The Persistence of Faith
Around 1803, Jarena Lee moved to Philadelphia and began looking for a church. It was during this search that she first heard the preaching of the famed Bishop Richard Allen. She was baptized in 1807 at the age of 24, and sometime later, felt called upon to preach. However, tradition dictated that women were not permitted to be ordained ministers, and she was reminded of this by Bishop Allen after asking his permission. Yet Jarena Lee did not relent. In 1811, she moved back to New Jersey as a newly married woman, but over the next six years, she became widowed and lost four of her six children. She returned to Philadelphia and again sought out Bishop Allen, who, by then, had founded the African Methodist Episcopal (AME) Church. Lee was again met with the same refusal.
an old man said he did not believe the coloured people had any souls . . . I labored on in the best manner . . . looking to God all the while . . . After I had done speaking, . . . [the old man] . . . said that my preaching might seem a small thing, yet . . . I had the worth of souls at heart.

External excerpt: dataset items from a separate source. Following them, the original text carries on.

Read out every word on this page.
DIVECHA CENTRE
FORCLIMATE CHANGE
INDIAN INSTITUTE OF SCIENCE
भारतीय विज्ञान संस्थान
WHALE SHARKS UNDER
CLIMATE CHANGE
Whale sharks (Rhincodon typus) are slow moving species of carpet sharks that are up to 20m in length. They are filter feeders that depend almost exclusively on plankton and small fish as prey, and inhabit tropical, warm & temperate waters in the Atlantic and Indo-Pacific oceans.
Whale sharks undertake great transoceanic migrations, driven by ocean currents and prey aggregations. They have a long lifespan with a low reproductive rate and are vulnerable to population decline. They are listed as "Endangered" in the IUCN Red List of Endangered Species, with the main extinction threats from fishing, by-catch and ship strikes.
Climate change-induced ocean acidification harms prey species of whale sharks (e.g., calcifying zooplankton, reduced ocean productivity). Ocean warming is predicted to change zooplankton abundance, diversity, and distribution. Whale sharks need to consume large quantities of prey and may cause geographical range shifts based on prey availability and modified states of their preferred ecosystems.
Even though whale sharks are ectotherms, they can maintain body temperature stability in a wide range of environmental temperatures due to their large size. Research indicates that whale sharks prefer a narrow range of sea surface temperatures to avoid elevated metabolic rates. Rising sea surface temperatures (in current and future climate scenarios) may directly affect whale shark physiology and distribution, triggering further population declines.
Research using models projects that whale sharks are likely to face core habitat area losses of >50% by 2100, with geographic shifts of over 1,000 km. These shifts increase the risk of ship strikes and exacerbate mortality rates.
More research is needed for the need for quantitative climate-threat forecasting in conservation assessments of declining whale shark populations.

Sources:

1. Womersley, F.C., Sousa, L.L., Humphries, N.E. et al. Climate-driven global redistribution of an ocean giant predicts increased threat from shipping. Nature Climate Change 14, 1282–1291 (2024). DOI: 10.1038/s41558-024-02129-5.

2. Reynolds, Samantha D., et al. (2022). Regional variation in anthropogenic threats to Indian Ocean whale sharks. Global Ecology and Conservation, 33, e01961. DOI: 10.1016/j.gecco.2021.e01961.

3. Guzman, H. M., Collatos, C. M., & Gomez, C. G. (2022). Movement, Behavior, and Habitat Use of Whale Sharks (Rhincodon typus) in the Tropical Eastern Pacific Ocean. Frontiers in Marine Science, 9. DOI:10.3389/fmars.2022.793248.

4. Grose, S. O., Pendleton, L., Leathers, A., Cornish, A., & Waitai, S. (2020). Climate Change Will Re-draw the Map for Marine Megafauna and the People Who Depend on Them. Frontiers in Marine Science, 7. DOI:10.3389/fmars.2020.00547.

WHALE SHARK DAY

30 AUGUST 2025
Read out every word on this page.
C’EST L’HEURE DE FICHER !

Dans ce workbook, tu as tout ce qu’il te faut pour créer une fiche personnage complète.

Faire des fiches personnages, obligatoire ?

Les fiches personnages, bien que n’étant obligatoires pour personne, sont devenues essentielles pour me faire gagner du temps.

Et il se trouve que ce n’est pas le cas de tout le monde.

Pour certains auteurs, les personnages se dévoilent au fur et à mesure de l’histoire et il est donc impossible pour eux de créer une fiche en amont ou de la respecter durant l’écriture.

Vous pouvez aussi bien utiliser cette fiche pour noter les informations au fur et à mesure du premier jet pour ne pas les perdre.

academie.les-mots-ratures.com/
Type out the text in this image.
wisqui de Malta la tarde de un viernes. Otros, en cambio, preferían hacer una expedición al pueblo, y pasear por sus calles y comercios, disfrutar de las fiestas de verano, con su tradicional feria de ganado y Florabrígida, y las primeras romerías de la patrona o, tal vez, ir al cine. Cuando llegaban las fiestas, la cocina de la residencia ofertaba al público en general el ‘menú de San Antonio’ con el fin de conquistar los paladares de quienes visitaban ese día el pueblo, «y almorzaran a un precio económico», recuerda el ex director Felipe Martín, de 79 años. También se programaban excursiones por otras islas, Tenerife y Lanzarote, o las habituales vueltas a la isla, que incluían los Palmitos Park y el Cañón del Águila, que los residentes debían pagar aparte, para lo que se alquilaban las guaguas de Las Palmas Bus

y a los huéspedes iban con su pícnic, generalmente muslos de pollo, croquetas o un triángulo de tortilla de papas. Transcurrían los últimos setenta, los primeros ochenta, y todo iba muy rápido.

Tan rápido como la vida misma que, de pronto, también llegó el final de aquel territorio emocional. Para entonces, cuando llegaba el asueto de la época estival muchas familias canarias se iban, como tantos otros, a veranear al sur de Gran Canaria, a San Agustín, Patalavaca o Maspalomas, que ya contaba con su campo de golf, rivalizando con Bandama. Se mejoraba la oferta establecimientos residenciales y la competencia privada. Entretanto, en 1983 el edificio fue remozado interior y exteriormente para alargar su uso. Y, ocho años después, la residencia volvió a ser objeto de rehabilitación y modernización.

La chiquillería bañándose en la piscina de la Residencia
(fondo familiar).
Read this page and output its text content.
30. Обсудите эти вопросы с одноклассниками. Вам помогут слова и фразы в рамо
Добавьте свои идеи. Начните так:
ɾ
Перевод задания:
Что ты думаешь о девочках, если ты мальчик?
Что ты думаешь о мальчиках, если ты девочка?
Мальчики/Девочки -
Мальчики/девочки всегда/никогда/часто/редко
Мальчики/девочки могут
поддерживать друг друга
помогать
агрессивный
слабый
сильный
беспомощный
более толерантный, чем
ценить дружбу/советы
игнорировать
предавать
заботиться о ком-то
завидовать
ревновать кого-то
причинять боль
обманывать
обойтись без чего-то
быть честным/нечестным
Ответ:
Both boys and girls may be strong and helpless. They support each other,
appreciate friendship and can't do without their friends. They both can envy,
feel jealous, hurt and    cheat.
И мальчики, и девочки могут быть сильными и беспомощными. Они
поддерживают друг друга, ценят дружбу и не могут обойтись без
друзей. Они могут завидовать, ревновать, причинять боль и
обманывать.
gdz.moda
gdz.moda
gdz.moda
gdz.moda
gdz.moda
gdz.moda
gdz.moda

Religious Experience and Journal of Mrs. Jarena Lee, Giving an Account of Her Call to Preach the Gospel, 1836
Emblazoned Testimonies
Despite Bishop Allen's refusal, Lee still felt called upon by God to preach, and she began delivering sermons without permission. Lee even interrupted Sunday morning service at Bishop Allen’s church to give her own testimony. Bishop Allen was so moved by her preaching that he publicly endorsed her. Soon after, Lee was ordained, becoming the first female preacher in the AME church. Lee wrote of her call to preach and three-decades long evangelical career in her autobiography, published in 1836. Not only did her preaching span 30 years, but she delivered 178 sermons to innumerable listeners, both Black and white. Jarena Lee died in 1849, but her legacy as the first African American female preacher in the United States remains an important story of a Black woman defying social barriers and touching the hearts, minds, and souls of many.